La Russie est sans doute bluffée par ces dispositions ! Elle vient de se faire encore avoir par les Américains. Mais elle n’est pas à plaindre. Elle n’a pas perdu dans l’échange car elle s’est posée en arbitre de l’avenir du régime des mollahs. Ces derniers l’ont d’ailleurs bien compris, puisqu’ils ont changé d’attitude envers Moscou en se montant plus patients notamment sur la date de livraison de Bouchehr (l’alibi de leur programme nucléaire). Les mollahs n’exigent plus une date précise. Parallèlement, cette semaine, les Russes ont également annoncé qu’ils s’installaient pour un demi-siècle en Ossétie du Sud et en Abkhazie. Cela n’a pas déclenché les foudres de Washington. Il est fort probable que ces deux provinces géorgiennes aient été comprises dans le deal américain, comme une assurance supplémentaire pour éviter un changement de dernière minute de la Russie. Cette dernière a donc eu droit à deux superbes cadeaux en échange de la levée de son veto. On dirait que ça sent le roussi pour les mollahs !

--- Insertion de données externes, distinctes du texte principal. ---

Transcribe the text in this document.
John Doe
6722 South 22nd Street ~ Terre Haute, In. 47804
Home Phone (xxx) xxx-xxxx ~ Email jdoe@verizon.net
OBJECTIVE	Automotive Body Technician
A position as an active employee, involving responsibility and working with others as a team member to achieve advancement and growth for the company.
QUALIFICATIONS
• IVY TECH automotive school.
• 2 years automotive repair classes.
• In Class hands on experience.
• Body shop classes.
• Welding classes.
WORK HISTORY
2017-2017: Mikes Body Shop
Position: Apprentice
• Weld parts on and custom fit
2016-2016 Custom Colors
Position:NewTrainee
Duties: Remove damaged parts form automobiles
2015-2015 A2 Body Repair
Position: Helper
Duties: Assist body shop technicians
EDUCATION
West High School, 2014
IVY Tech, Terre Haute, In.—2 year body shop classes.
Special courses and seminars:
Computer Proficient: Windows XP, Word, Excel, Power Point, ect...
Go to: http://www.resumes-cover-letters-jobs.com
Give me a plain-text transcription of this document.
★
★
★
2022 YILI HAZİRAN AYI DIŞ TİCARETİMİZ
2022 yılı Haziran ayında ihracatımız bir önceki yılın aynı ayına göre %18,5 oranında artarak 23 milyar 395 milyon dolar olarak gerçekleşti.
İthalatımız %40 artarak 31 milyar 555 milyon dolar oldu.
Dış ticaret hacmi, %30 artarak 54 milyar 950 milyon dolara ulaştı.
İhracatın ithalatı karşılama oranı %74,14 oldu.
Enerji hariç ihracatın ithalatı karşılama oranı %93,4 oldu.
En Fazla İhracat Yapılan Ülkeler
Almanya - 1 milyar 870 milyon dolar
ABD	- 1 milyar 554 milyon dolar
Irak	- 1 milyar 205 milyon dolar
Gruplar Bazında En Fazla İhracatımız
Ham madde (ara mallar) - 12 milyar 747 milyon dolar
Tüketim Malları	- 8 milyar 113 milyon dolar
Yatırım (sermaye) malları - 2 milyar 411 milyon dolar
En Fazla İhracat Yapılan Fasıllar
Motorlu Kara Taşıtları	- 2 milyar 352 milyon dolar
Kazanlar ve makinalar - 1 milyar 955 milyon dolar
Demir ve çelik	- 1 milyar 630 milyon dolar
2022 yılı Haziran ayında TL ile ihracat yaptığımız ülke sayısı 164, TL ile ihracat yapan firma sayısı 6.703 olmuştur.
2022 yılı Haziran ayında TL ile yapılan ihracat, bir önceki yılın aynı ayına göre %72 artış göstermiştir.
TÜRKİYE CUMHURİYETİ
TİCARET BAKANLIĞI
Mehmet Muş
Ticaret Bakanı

Conclusions | En fait, dans cette affaire, chacun a eu ce qu’il voulait sauf les mollahs qui ont perdu et en plus sur tous les tableaux (vis-à-vis des Etats-Unis, mais aussi leur dépendance à la Russie). Assurés d’être sanctionnés, incapables d’un apaisement sous l’effet des sanctions car ce serait l’aveu d’une impuissance qui sera sévèrement sanctionnée par la rue arabe, les mollahs n’ont d’autres choix que d’aller à la confrontation ce qui fait ressortir une radicalisation révolutionnaire du discours de tous les dirigeants.

C’est ce qui fait le charme de ce bras de fer entre Téhéran et Washington. Son issue est complexe. Washington a fait tout ça pour rester maître des sanctions et éviter l’escalade. Il devra sous peu adopter des sanctions plus dures qu’il ne voulait en raison de ses propres révélations et de l’attitude ostentatoirement fermée de Téhéran !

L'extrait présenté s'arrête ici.